Protection

Les conflits armés et les catastrophes naturelles exposent les survivants à des risques de violence physique ou psychique. En l’absence de mesures concrètes adoptées par les autorités des pays concernés, l’intégrité de ces personnes est directement menacée. Le recrutement d’enfants soldats, le déplacement forcé ou la violence sexuelle sont toujours d’actualité. Ces problématiques sont au cœur de l’engagement de l’Aide humanitaire suisse.

La protection est un des thèmes prioritaires de l’Aide humanitaire suisse. Celle-ci s’engage pour la protection des personnes affectées par des conflits ou des catastrophes naturelles en utilisant différents instruments. La Suisse soutient des organisations partenaires engagées dans le domaine de la protection au moyen de contributions financières ou à travers le déploiement d’experts du Corps suisse d’aide humanitaire (CSA). L’Aide humanitaire s’engage également dans les processus de dialogue politique et humanitaire mené avec les autorités gouvernementales concernées et/ou des partenaires locaux et internationaux.

En point de mire de la DDC

La problématique de la protection occupe une place centrale dans les projets menés ou soutenus par l’Aide humanitaire suisse. Les méthodes d’intervention tiennent compte des besoins spécifiques de protection des personnes les plus vulnérables.
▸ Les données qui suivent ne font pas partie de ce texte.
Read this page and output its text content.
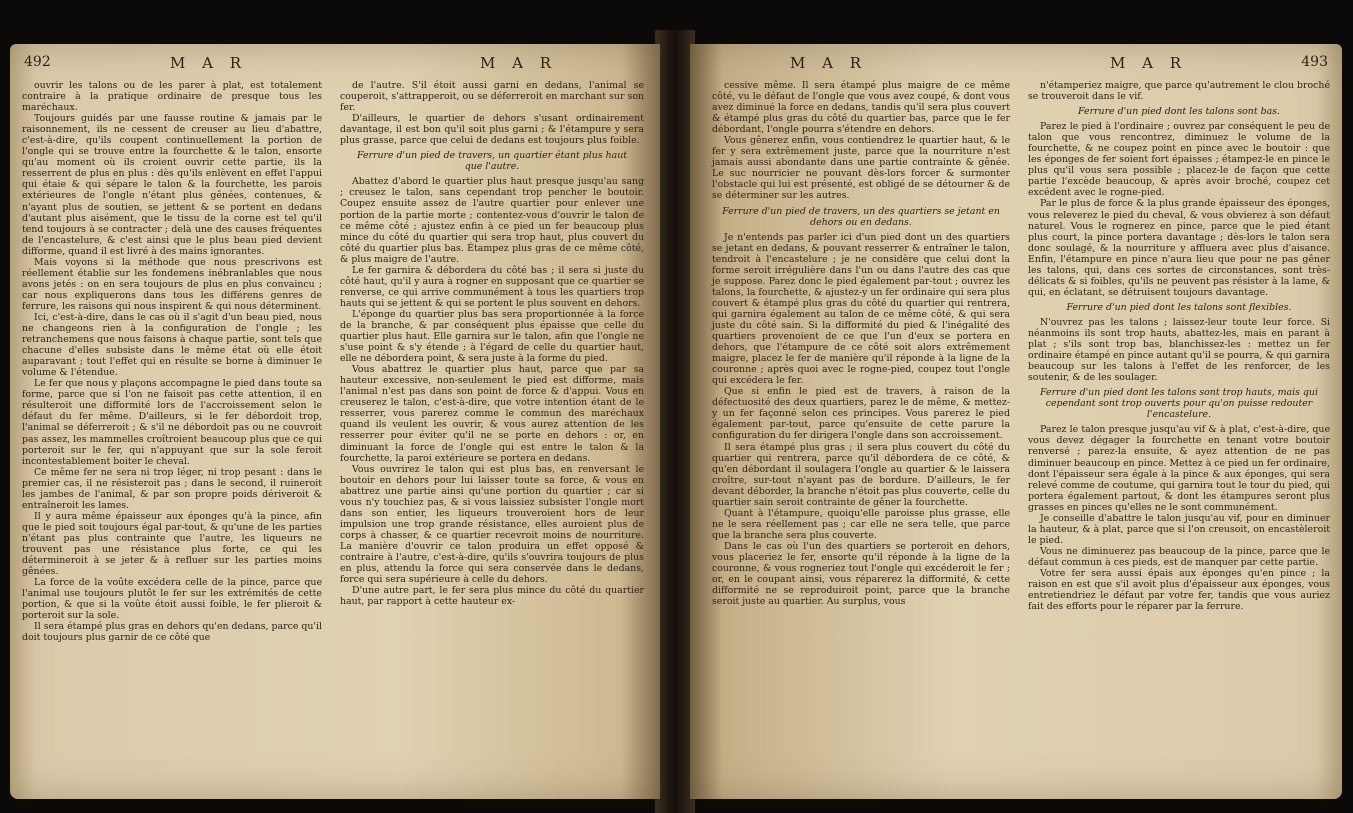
492	M A R	M A R

ouvrir les talons ou de les parer à plat, est totalement contraire à la pratique ordinaire de presque tous les maréchaux.

Toujours guidés par une fausse routine & jamais par le raisonnement, ils ne cessent de creuser au lieu d'abattre, c'est-à-dire, qu'ils coupent continuellement la portion de l'ongle qui se trouve entre la fourchette & le talon, ensorte qu'au moment où ils croient ouvrir cette partie, ils la resserrent de plus en plus : dès qu'ils enlèvent en effet l'appui qui étaie & qui sépare le talon & la fourchette, les parois extérieures de l'ongle n'étant plus gênées, contenues, & n'ayant plus de soutien, se jettent & se portent en dedans d'autant plus aisément, que le tissu de la corne est tel qu'il tend toujours à se contracter ; delà une des causes fréquentes de l'encastelure, & c'est ainsi que le plus beau pied devient difforme, quand il est livré à des mains ignorantes.

Mais voyons si la méthode que nous prescrivons est réellement établie sur les fondemens inébranlables que nous avons jetés : on en sera toujours de plus en plus convaincu ; car nous expliquerons dans tous les différens genres de ferrure, les raisons qui nous inspirent & qui nous déterminent.

Ici, c'est-à-dire, dans le cas où il s'agit d'un beau pied, nous ne changeons rien à la configuration de l'ongle ; les retranchemens que nous faisons à chaque partie, sont tels que chacune d'elles subsiste dans le même état où elle étoit auparavant ; tout l'effet qui en résulte se borne à diminuer le volume & l'étendue.

Le fer que nous y plaçons accompagne le pied dans toute sa forme, parce que si l'on ne faisoit pas cette attention, il en résulteroit une difformité lors de l'accroissement selon le défaut du fer même. D'ailleurs, si le fer débordoit trop, l'animal se déferreroit ; & s'il ne débordoit pas ou ne couvroit pas assez, les mammelles croîtroient beaucoup plus que ce qui porteroit sur le fer, qui n'appuyant que sur la sole feroit incontestablement boiter le cheval.

Ce même fer ne sera ni trop léger, ni trop pesant : dans le premier cas, il ne résisteroit pas ; dans le second, il ruineroit les jambes de l'animal, & par son propre poids dériveroit & entraîneroit les lames.

Il y aura même épaisseur aux éponges qu'à la pince, afin que le pied soit toujours égal par-tout, & qu'une de les parties n'étant pas plus contrainte que l'autre, les liqueurs ne trouvent pas une résistance plus forte, ce qui les détermineroit à se jeter & à refluer sur les parties moins gênées.

La force de la voûte excédera celle de la pince, parce que l'animal use toujours plutôt le fer sur les extrémités de cette portion, & que si la voûte étoit aussi foible, le fer plieroit & porteroit sur la sole.

Il sera étampé plus gras en dehors qu'en dedans, parce qu'il doit toujours plus garnir de ce côté que

de l'autre. S'il étoit aussi garni en dedans, l'animal se couperoit, s'attrapperoit, ou se déferreroit en marchant sur son fer.

D'ailleurs, le quartier de dehors s'usant ordinairement davantage, il est bon qu'il soit plus garni ; & l'étampure y sera plus grasse, parce que celui de dedans est toujours plus foible.

Ferrure d'un pied de travers, un quartier étant plus haut que l'autre.

Abattez d'abord le quartier plus haut presque jusqu'au sang ; creusez le talon, sans cependant trop pencher le boutoir. Coupez ensuite assez de l'autre quartier pour enlever une portion de la partie morte ; contentez-vous d'ouvrir le talon de ce même côté ; ajustez enfin à ce pied un fer beaucoup plus mince du côté du quartier qui sera trop haut, plus couvert du côté du quartier plus bas. Étampez plus gras de ce même côté, & plus maigre de l'autre.

Le fer garnira & débordera du côté bas ; il sera si juste du côté haut, qu'il y aura à rogner en supposant que ce quartier se renverse, ce qui arrive communément à tous les quartiers trop hauts qui se jettent & qui se portent le plus souvent en dehors.

L'éponge du quartier plus bas sera proportionnée à la force de la branche, & par conséquent plus épaisse que celle du quartier plus haut. Elle garnira sur le talon, afin que l'ongle ne s'use point & s'y étende ; à l'égard de celle du quartier haut, elle ne débordera point, & sera juste à la forme du pied.

Vous abattrez le quartier plus haut, parce que par sa hauteur excessive, non-seulement le pied est difforme, mais l'animal n'est pas dans son point de force & d'appui. Vous en creuserez le talon, c'est-à-dire, que votre intention étant de le resserrer, vous parerez comme le commun des maréchaux quand ils veulent les ouvrir, & vous aurez attention de les resserrer pour éviter qu'il ne se porte en dehors : or, en diminuant la force de l'ongle qui est entre le talon & la fourchette, la paroi extérieure se portera en dedans.

Vous ouvrirez le talon qui est plus bas, en renversant le boutoir en dehors pour lui laisser toute sa force, & vous en abattrez une partie ainsi qu'une portion du quartier ; car si vous n'y touchiez pas, & si vous laissiez subsister l'ongle mort dans son entier, les liqueurs trouveroient hors de leur impulsion une trop grande résistance, elles auroient plus de corps à chasser, & ce quartier recevroit moins de nourriture. La manière d'ouvrir ce talon produira un effet opposé & contraire à l'autre, c'est-à-dire, qu'ils s'ouvrira toujours de plus en plus, attendu la force qui sera conservée dans le dedans, force qui sera supérieure à celle du dehors.

D'une autre part, le fer sera plus mince du côté du quartier haut, par rapport à cette hauteur ex-

M A R	M A R	493

cessive même. Il sera étampé plus maigre de ce même côté, vu le défaut de l'ongle que vous avez coupé, & dont vous avez diminué la force en dedans, tandis qu'il sera plus couvert & étampé plus gras du côté du quartier bas, parce que le fer débordant, l'ongle pourra s'étendre en dehors.

Vous gênerez enfin, vous contiendrez le quartier haut, & le fer y sera extrêmement juste, parce que la nourriture n'est jamais aussi abondante dans une partie contrainte & gênée. Le suc nourricier ne pouvant dès-lors forcer & surmonter l'obstacle qui lui est présenté, est obligé de se détourner & de se déterminer sur les autres.

Ferrure d'un pied de travers, un des quartiers se jetant en dehors ou en dedans.

Je n'entends pas parler ici d'un pied dont un des quartiers se jetant en dedans, & pouvant resserrer & entraîner le talon, tendroit à l'encastelure ; je ne considère que celui dont la forme seroit irrégulière dans l'un ou dans l'autre des cas que je suppose. Parez donc le pied également par-tout ; ouvrez les talons, la fourchette, & ajustez-y un fer ordinaire qui sera plus couvert & étampé plus gras du côté du quartier qui rentrera, qui garnira également au talon de ce même côté, & qui sera juste du côté sain. Si la difformité du pied & l'inégalité des quartiers provenoient de ce que l'un d'eux se portera en dehors, que l'étampure de ce côté soit alors extrêmement maigre, placez le fer de manière qu'il réponde à la ligne de la couronne ; après quoi avec le rogne-pied, coupez tout l'ongle qui excédera le fer.

Que si enfin le pied est de travers, à raison de la défectuosité des deux quartiers, parez le de même, & mettez-y un fer façonné selon ces principes. Vous parerez le pied également par-tout, parce qu'ensuite de cette parure la configuration du fer dirigera l'ongle dans son accroissement.

Il sera étampé plus gras ; il sera plus couvert du côté du quartier qui rentrera, parce qu'il débordera de ce côté, & qu'en débordant il soulagera l'ongle au quartier & le laissera croître, sur-tout n'ayant pas de bordure. D'ailleurs, le fer devant déborder, la branche n'étoit pas plus couverte, celle du quartier sain seroit contrainte de gêner la fourchette.

Quant à l'étampure, quoiqu'elle paroisse plus grasse, elle ne le sera réellement pas ; car elle ne sera telle, que parce que la branche sera plus couverte.

Dans le cas où l'un des quartiers se porteroit en dehors, vous placeriez le fer, ensorte qu'il réponde à la ligne de la couronne, & vous rogneriez tout l'ongle qui excéderoit le fer ; or, en le coupant ainsi, vous réparerez la difformité, & cette difformité ne se reproduiroit point, parce que la branche seroit juste au quartier. Au surplus, vous

n'étamperiez maigre, que parce qu'autrement le clou broché se trouveroit dans le vif.

Ferrure d'un pied dont les talons sont bas.

Parez le pied à l'ordinaire ; ouvrez par conséquent le peu de talon que vous rencontrez, diminuez le volume de la fourchette, & ne coupez point en pince avec le boutoir : que les éponges de fer soient fort épaisses ; étampez-le en pince le plus qu'il vous sera possible ; placez-le de façon que cette partie l'excède beaucoup, & après avoir broché, coupez cet excédent avec le rogne-pied.

Par le plus de force & la plus grande épaisseur des éponges, vous releverez le pied du cheval, & vous obvierez à son défaut naturel. Vous le rognerez en pince, parce que le pied étant plus court, la pince portera davantage ; dès-lors le talon sera donc soulagé, & la nourriture y affluera avec plus d'aisance. Enfin, l'étampure en pince n'aura lieu que pour ne pas gêner les talons, qui, dans ces sortes de circonstances, sont très-délicats & si foibles, qu'ils ne peuvent pas résister à la lame, & qui, en éclatant, se détruisent toujours davantage.

Ferrure d'un pied dont les talons sont flexibles.

N'ouvrez pas les talons ; laissez-leur toute leur force. Si néanmoins ils sont trop hauts, abattez-les, mais en parant à plat ; s'ils sont trop bas, blanchissez-les : mettez un fer ordinaire étampé en pince autant qu'il se pourra, & qui garnira beaucoup sur les talons à l'effet de les renforcer, de les soutenir, & de les soulager.

Ferrure d'un pied dont les talons sont trop hauts, mais qui cependant sont trop ouverts pour qu'on puisse redouter l'encastelure.

Parez le talon presque jusqu'au vif & à plat, c'est-à-dire, que vous devez dégager la fourchette en tenant votre boutoir renversé ; parez-la ensuite, & ayez attention de ne pas diminuer beaucoup en pince. Mettez à ce pied un fer ordinaire, dont l'épaisseur sera égale à la pince & aux éponges, qui sera relevé comme de coutume, qui garnira tout le tour du pied, qui portera également partout, & dont les étampures seront plus grasses en pinces qu'elles ne le sont communément.

Je conseille d'abattre le talon jusqu'au vif, pour en diminuer la hauteur, & à plat, parce que si l'on creusoit, on encastèleroit le pied.

Vous ne diminuerez pas beaucoup de la pince, parce que le défaut commun à ces pieds, est de manquer par cette partie.

Votre fer sera aussi épais aux éponges qu'en pince ; la raison en est que s'il avoit plus d'épaisseur aux éponges, vous entretiendriez le défaut par votre fer, tandis que vous auriez fait des efforts pour le réparer par la ferrure.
Une action coordonnée en Suisse et à l’étranger

L’action de l’Aide humanitaire suisse dans le domaine de la protection se fait de manière concertée et coordonnée avec d’autres services du DFAE et de la Confédération, à commencer par la division Sécurité humaine et la section Droit international humanitaire. Une coordination s’effectue également à l’échelle internationale, à travers les bureaux de la DDC à l’étranger ou, sur le plan multilatéral, par l’intermédiaire des missions suisses basées à Genève et à New York.

L’Aide humanitaire est fortement impliquée dans la mise en œuvre de la nouvelle stratégie de la Suisse pour la protection de la population civile dans les conflits armés. Le Conseil fédéral a avalisé cette stratégie à la fin de l’année 2013.

Protection de l’enfance au Mali à la suite de la crise de 2012

La protection des civils dans le nord du Mali reste une préoccupation humanitaire majeure. Souvent témoins voire victimes d’actes d’une extrême violence, les enfants affectés par les conflits qui ont éclaté en 2012 sont représentatifs de la vulnérabilité et du traumatisme des populations dans cette région. L’Aide humanitaire suisse soutient un programme d’appui psychosocial destiné à environ 4400 jeunes et enfants qui ont vécu des expériences douloureuses. L’objectif du programme est de leur permettre de retrouver une vie normale et de reprendre leur scolarité. Des comités de protection de l’enfance sont mis en place au sein des écoles et des espaces récréatifs accueillent les écoliers qui peuvent y bénéficier d’un appui psychosocial.

Contexte

La protection comprend toutes les activités qui visent à assurer le plein respect des droits de l’individu conformément au droit international pertinent, dont les instruments principaux sont les Conventions de Genève et leurs protocoles additionnels, la Convention relative au statut des réfugiés et la Déclaration universelle des droits de l’homme.Cette approche basée sur le droit justifie la place centrale occupée par la protection dans toute action humanitaire et l’importance que l’Aide humanitaire suisse lui accorde.

Malgré les efforts déployés depuis plusieurs années par la Suisse et la communauté internationale pour protéger plus efficacement les victimes de conflits armés ou de désastres naturels, les besoins dans ce domaine restent énormes. Aujourd’hui encore, des millions de personnes innocentes à travers le monde continuent de souffrir dans leur chair et leur dignité en voyant leurs droits remis en question ou bafoués dans des contextes de crises. Elles sont notamment victimes de déplacements forcés, de violence sexuelle, voire de meurtre.

La responsabilité de les protéger incombe en premier lieu aux autorités des pays concernés ou aux entités contrôlant le territoire en question. Cependant, si ces protagonistes se montrent incapables ou réticents à offrir un niveau suffisant de protection, les acteurs de l’aide humanitaire doivent pouvoir intervenir au plus vite et sans entraves. Quand des interventions humanitaires sont retardées ou empêchées, ce qui est souvent le cas, les victimes se voient privées d’une assistance et d’une protection qui leur est pourtant garanties par le droit international.